To find such a compound, Strauss, Raghu Kalluri at Harvard Medical School, and colleagues genetically engineered mice to have preeclampsia-like symptoms by knocking out a gene that makes the enzyme catechol-O-methyltransferase (COMT). The researchers observed that the modification also caused the mice to lack 2-methoxyestradiol (2ME), a natural estrogen metabolite produced by COMT that usually increases during the last trimester of human pregnancy.

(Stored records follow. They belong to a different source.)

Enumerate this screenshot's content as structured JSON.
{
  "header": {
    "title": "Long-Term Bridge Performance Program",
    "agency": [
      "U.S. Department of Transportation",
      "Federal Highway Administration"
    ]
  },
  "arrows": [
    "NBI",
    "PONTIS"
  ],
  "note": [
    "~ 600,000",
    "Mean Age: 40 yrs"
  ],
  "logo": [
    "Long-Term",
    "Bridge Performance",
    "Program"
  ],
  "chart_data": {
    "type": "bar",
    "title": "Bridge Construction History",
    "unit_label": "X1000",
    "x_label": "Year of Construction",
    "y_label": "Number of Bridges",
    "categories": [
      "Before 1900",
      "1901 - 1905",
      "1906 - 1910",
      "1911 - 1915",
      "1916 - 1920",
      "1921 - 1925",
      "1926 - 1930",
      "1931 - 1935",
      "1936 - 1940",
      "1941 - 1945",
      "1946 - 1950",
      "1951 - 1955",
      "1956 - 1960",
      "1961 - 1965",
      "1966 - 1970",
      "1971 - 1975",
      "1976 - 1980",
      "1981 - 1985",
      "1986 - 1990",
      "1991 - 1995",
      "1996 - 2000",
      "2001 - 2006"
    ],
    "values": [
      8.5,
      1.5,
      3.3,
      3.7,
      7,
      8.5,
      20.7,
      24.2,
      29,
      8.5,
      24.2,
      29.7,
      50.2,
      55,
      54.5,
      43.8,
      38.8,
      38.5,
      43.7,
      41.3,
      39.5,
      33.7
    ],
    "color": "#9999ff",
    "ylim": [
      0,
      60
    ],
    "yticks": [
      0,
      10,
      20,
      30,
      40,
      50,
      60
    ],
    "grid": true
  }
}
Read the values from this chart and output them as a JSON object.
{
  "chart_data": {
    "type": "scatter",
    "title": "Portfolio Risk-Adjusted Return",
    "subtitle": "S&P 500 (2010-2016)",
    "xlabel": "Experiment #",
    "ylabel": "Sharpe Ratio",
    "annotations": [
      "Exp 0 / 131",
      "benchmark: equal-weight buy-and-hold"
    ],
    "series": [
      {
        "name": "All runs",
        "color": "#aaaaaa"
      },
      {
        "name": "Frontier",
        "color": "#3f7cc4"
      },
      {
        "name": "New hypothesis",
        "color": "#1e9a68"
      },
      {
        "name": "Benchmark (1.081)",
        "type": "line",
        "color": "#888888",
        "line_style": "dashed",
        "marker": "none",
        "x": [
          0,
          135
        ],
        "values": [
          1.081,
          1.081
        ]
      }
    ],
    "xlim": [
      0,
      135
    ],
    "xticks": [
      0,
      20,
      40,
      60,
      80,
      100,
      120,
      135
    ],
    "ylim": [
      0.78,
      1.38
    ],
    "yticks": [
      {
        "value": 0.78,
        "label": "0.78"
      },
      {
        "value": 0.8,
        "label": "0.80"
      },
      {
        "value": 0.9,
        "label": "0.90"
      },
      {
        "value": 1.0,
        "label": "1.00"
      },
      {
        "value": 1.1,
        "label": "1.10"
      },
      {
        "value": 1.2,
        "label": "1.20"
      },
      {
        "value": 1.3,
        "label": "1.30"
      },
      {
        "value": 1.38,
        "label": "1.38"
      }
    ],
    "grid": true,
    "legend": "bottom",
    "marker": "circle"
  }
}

They noted that women with preeclampsia also have low levels of COMT and 2ME, suggesting that a problem with the COMT gene is responsible for the condition. The discovery may lead to a simple test for 2ME in urine to diagnose preeclampsia and to a 2ME supplement that might prevent the condition, according to the researchers.
The results may explain how preeclampsia occurs and could point toward future therapies, but more work is needed before they can be translated to patient care, says Asif Ahmed, a professor of reproductive and vascular biology at the University of Birmingham, England. He is also principal investigator of a large study of pregnant women in the U.K. that will further explore the roles of COMT and 2ME in preeclampsia.